3. In some circumstances we permanently remove vendors from our price comparison tables. Circumstances that lead to permanent removal are:
A. If a vendor does not honor its advertised price (ignoring small price increases) for one or more products when an order is attempted. Example: a vendor listed a compound at $808 for 10 grams on its website price list, but quoted $4,500 per 10 grams upon our inquiry. That vendor has been permanently removed from our price comparison tables.
B. If, on a product-by-product basis, our analyses of a vendor's product show purities more than a few percent below the vendor's advertised purities. Example: a vendor advertises a purity for 97% for a compound, but repeated elemental analyses show a minimum of 9% inorganic material present, beyond any salt counterion. Another example: an HPLC analysis at a relevant UV detector wavelength shows 92% purity for a vendor's product for which 98% purity is claimed. We realize of course that UV absorbances for impurities can be higher than for the main compound, but our products meet our purity commitment of typically >99% irrespective of absorbance factors for impurities, and we apply that standard to products from other vendors.

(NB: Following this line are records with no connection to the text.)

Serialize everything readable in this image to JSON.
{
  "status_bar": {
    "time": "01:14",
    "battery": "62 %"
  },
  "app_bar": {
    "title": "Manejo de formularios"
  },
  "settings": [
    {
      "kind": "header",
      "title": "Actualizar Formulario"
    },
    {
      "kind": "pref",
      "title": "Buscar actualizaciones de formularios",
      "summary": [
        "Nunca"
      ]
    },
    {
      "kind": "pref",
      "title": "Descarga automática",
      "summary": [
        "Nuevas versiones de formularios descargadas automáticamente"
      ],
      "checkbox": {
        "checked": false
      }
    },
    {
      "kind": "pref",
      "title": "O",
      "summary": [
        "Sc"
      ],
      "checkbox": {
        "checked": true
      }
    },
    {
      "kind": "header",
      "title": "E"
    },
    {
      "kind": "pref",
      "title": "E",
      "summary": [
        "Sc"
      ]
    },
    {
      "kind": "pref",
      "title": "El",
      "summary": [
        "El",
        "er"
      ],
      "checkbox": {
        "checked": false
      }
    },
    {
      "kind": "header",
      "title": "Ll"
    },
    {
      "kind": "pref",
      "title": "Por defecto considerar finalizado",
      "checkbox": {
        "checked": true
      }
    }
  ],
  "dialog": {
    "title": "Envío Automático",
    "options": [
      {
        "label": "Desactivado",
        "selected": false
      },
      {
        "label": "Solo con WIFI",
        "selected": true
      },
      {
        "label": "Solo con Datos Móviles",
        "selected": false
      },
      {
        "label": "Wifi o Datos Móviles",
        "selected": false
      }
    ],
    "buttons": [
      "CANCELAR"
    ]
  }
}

C. Again on a product-by-product basis, if a vendor makes no purity claim for a given product, then their product is not shown on that product table.
D. If we find that, as a pattern, several of a competitive vendor's products fail to meet their advertised purity commitments by significant margins or if a vendor does not provide standard and consistent purity claims for several of its products, then that vendor is permanently removed from all of our competitor price tables.

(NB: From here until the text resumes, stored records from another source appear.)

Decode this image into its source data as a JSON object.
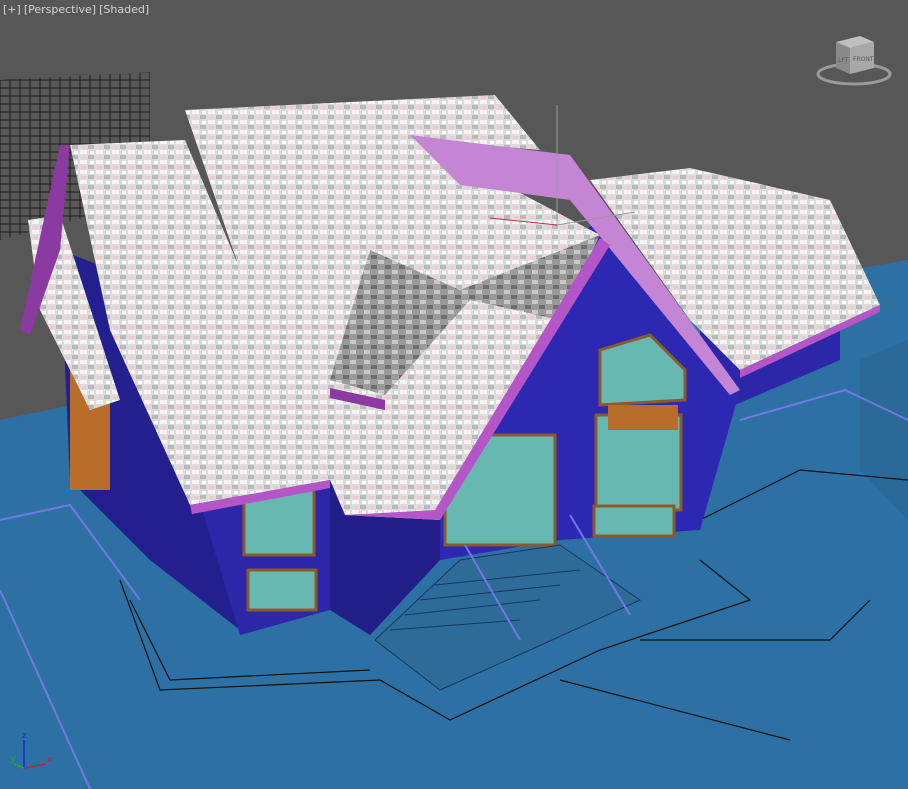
{
  "viewport": {
    "menu_label": "[+]",
    "view_label": "[Perspective]",
    "shading_label": "[Shaded]"
  },
  "viewcube": {
    "left_face": "LFT",
    "front_face": "FRONT"
  },
  "axis_gizmo": {
    "x": "x",
    "y": "y",
    "z": "z"
  },
  "colors": {
    "background": "#575757",
    "ground": "#2d70a3",
    "walls": "#2b27a8",
    "roof": "#e2e2e2",
    "trim": "#b455c8",
    "glass": "#67b8b0",
    "frames": "#8a5a2a"
  }
}
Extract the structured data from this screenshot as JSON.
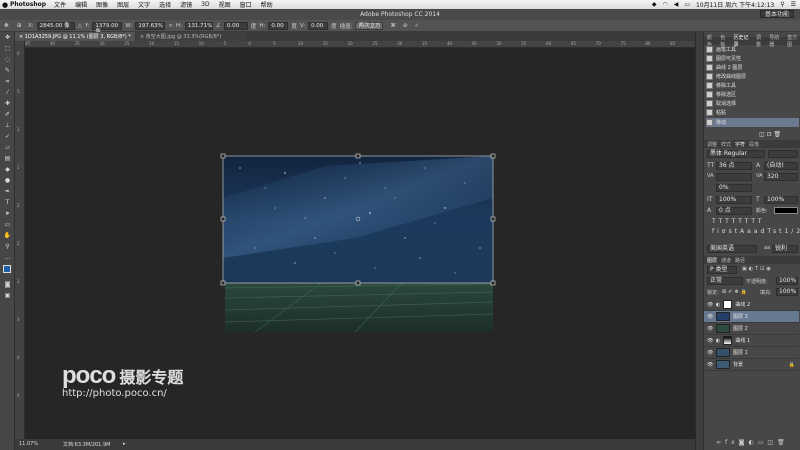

E. Finally, if we determine that a vendor has provided fraudulent information on its website, in its literature or on a certificate of analysis, that vendor is permanently removed from all of our price comparison tables.
4. IMPORTANT: The presence of a competitive vendor entry in our price comparison tables does not necessarily mean that we have analyzed any of that vendor's products for purity; indeed, in most cases we have not.
5. Please note: where necessary, competitor prices are rounded to the nearest whole dollar.
To the best of our knowledge, the prices listed above for our competitors' products were correct as of the dates listed below for the sources of our annual price information update process.
Pricing Sources and Dates: LC Labs - Current, AG Scientific - website - Jan 2013, Santa Cruz Biotech - website - Jan 2013, Active Biochem - website - Mar 2013, US Biological - website - Mar 2013, BioVision - website - Jan 2013, D-L Chiral Chemicals - website - Jan 2013, PharmBlock - website - Apr 2013, BePharm - website - May 2013, Cambridge BioScience - website - Oct 2012, ChemieTek - website - Dec 2012, Axon Medchem - website - May 2013, JiHe Pharmaceutica - website - Jan 2013, VDM Biochemicals - website - Dec 2012, antibodies-online - website - Jan 2013, biorbyt.com - website - Jan 2013, Reagents Direct - website - Dec 2012, biokits.com - website - Jan 2013, HuoLi Biochem - website - Nov 2012, Acesobio - website - Jan 2013, Cellagen Technology - website - Mar 2013, P212121 - website - Oct 2012, AbMole BioScience - website - Dec 2012, MedKoo BioSciences - website - Apr 2013, Ark Pharm - website - Dec 2012, Medchem Express - website - Jan 2013, AdooQ BioScience - website - Jan 2013, ChemScene - website - Jan 2013, Kinasechem - website - Apr 2013.
Our products are for laboratory research only and are sold only to qualified research institutions, not to individuals or patients nor for veterinary use.